175 In respect of the 2001 to 2004 income years, s 170(7) of the ITAA 1936 then provided:
(7) Nothing contained in this section shall prevent the amendment of any assessment in order to give effect to the decision upon any appeal or review, or its amendment by way of reduction in any particular in pursuance of an objection made by the taxpayer or pending any appeal or review. [Emphasis added]
Apart from the express reference to reduction, the absence of any reference to "increase" will be noted.

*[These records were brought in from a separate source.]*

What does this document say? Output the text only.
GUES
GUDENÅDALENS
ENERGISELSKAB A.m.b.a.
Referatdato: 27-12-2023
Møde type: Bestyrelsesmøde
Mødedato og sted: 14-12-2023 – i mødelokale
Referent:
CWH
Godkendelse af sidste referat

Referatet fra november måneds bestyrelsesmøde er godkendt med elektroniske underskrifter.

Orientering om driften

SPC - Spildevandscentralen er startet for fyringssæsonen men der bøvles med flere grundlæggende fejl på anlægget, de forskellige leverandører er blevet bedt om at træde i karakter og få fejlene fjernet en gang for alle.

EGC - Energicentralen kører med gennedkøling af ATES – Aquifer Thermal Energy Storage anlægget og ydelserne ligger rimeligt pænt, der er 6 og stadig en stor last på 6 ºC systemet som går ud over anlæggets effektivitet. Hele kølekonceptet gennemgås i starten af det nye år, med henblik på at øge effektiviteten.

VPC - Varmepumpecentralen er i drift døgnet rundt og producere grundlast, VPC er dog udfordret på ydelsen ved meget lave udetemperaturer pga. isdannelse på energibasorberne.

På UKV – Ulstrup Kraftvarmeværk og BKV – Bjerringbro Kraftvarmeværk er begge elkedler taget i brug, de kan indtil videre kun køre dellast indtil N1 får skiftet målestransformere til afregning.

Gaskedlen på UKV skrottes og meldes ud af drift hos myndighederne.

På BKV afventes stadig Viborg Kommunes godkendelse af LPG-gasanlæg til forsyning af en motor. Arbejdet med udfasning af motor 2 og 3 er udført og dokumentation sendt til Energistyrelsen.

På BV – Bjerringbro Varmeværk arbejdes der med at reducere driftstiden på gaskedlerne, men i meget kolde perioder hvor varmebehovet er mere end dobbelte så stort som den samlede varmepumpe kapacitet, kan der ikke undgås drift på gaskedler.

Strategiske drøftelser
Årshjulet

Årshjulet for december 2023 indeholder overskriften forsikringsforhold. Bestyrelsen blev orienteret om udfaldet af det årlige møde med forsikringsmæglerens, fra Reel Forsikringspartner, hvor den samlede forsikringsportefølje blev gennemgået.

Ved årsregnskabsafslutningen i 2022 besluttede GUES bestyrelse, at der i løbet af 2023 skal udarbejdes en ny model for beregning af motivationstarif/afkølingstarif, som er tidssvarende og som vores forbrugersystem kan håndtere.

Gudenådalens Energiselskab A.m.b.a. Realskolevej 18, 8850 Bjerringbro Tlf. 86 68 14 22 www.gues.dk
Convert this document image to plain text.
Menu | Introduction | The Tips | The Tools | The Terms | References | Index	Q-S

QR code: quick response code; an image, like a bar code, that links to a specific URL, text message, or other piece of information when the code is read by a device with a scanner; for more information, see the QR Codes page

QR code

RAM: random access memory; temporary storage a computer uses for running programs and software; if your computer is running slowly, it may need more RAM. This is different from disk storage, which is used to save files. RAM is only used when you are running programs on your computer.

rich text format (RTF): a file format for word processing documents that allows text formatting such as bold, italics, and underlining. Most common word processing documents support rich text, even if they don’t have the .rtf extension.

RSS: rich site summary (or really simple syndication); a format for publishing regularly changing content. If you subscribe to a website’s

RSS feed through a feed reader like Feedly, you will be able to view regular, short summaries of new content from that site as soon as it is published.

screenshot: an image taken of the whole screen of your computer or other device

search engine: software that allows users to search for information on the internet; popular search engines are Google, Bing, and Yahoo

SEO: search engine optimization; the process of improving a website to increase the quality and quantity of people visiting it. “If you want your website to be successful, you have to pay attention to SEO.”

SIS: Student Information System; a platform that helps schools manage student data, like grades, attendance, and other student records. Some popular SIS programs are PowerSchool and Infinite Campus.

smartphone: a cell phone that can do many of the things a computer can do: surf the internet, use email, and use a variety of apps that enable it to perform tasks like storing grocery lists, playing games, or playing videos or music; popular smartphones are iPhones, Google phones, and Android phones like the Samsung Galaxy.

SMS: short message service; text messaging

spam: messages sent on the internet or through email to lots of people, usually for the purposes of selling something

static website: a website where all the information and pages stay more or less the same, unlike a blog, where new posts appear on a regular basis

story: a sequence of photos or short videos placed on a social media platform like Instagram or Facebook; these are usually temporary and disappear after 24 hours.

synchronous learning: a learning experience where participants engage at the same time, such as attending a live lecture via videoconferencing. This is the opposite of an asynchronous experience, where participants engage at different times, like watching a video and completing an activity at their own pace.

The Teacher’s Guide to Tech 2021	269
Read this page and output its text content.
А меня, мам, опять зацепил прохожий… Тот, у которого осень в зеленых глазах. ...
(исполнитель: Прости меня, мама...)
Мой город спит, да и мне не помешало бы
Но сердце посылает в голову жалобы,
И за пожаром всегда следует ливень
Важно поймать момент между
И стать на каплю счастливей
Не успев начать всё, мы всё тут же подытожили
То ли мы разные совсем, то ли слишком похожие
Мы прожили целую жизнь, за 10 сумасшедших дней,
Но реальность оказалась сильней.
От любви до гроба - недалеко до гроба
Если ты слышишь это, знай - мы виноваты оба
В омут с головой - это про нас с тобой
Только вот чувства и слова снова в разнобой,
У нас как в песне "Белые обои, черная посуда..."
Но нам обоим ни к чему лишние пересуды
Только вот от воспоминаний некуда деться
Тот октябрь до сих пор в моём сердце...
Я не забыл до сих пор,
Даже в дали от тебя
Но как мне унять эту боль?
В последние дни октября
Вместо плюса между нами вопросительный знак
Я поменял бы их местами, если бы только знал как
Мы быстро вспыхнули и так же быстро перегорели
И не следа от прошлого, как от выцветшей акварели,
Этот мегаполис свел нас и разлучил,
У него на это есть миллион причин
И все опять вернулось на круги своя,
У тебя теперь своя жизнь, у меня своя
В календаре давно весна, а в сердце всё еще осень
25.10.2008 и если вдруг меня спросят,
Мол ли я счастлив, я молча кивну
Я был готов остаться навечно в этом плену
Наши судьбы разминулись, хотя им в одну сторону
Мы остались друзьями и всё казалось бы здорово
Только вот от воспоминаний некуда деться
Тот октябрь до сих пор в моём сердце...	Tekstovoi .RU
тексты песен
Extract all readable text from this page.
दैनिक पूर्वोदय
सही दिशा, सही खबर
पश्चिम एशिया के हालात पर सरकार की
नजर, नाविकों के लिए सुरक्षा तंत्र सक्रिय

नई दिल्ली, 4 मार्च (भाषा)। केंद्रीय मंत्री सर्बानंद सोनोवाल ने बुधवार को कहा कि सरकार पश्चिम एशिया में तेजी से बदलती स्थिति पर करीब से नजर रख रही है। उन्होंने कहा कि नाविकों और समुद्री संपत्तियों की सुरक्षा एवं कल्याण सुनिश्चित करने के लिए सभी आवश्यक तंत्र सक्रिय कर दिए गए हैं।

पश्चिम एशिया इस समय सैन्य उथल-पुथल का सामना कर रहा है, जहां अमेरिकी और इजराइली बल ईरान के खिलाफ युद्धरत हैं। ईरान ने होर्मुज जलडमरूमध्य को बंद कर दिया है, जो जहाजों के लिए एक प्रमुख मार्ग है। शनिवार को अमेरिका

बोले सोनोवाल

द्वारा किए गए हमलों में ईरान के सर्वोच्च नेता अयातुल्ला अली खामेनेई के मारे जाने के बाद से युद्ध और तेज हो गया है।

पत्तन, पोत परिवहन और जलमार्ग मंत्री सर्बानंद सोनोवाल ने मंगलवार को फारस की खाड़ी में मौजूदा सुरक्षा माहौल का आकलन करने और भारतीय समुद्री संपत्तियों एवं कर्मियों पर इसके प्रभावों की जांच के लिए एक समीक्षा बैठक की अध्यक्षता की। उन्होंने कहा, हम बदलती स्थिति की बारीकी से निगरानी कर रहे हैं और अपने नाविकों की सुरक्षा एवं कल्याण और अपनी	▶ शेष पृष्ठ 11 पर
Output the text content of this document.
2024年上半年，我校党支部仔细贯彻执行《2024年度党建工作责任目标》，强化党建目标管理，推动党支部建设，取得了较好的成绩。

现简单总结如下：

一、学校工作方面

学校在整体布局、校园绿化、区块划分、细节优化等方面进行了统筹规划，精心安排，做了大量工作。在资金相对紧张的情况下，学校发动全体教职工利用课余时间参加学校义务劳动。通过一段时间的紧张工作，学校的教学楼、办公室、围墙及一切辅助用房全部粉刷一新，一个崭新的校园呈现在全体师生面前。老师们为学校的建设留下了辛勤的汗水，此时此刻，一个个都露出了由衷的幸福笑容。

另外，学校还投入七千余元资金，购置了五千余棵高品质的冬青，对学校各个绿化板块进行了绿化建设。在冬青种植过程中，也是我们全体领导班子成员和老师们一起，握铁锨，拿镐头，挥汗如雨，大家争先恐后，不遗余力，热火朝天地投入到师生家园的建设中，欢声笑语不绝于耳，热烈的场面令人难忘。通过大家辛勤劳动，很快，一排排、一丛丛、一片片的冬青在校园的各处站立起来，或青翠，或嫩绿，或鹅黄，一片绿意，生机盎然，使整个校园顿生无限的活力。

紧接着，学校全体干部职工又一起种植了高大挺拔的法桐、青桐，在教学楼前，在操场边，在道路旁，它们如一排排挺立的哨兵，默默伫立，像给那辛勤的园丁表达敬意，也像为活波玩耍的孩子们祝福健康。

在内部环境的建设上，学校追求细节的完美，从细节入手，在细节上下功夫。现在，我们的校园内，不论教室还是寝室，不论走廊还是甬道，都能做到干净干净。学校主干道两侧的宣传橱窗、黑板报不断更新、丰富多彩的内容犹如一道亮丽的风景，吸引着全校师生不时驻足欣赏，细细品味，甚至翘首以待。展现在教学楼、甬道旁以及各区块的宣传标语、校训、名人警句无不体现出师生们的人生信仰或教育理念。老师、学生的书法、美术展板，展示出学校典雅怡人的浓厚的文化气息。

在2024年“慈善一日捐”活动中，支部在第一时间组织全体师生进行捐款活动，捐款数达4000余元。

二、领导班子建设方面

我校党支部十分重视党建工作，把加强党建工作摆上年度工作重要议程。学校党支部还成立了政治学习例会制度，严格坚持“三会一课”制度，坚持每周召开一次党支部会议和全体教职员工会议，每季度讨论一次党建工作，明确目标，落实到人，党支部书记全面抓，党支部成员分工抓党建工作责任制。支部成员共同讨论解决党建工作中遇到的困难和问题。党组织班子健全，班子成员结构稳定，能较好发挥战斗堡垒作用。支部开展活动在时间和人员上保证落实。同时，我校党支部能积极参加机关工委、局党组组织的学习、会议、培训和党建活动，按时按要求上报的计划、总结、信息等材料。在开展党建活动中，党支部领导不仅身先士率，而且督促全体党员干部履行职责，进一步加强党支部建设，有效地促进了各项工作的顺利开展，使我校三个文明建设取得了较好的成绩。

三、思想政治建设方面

176 That is not to say that an administrative sequel to the disallowance of an objection might not have been a decision to issue an amended assessment increasing a taxpayer's liability. Consideration of an unmeritorious objection might nonetheless reveal that the original assessment of taxable income was too low. That though would be a separate decision from the objection disallowance decision and permissible only to the extent that the issuing of an amended assessment which increased liability was still lawfully possible pursuant to s 170 of the ITAA 1936. If so, separate rights of objection and subsequent appeal to this Court or review by the Tribunal in the event of dissatisfaction with the objection decision would exist in respect of that amended assessment and later objection decision.
177 For these reasons, I do not, as presently advised, conclude that the powers exercisable by the Court in the circumstances obtaining in respect of the 2001 income year extend to the setting aside of the decision disallowing the objection, the making of an order setting aside the assessment concerned and the making of a declaration that Mr Russell's taxable income for that income year was $1869.23 higher than that assessed.
178 I have used the qualification "as presently advised" deliberately. Whether the amount of Mr Russell's 2001 taxable income and related tax liability might lawfully be the subject of increase by consequential amended assessment as a consequence of the orders disposing of the income tax appeal was not a subject expressly addressed by the parties in submissions. Nor did I raise that subject of my own motion in the course of submissions. The conclusion which I have reached as to an absence of power is therefore necessarily provisional. I consider that procedural fairness dictates that, in respect of so much of the income tax appeal as relates to the 2001 income year income tax, Mr Russell and the Commissioner should, in the first instance, have an opportunity, after considering these reasons for judgement, to bring in short minutes of the orders which they submit are appropriate to give effect to the conclusions and findings which I have made, together with supplementary submissions as to the lawful authority for the making of such proposed orders.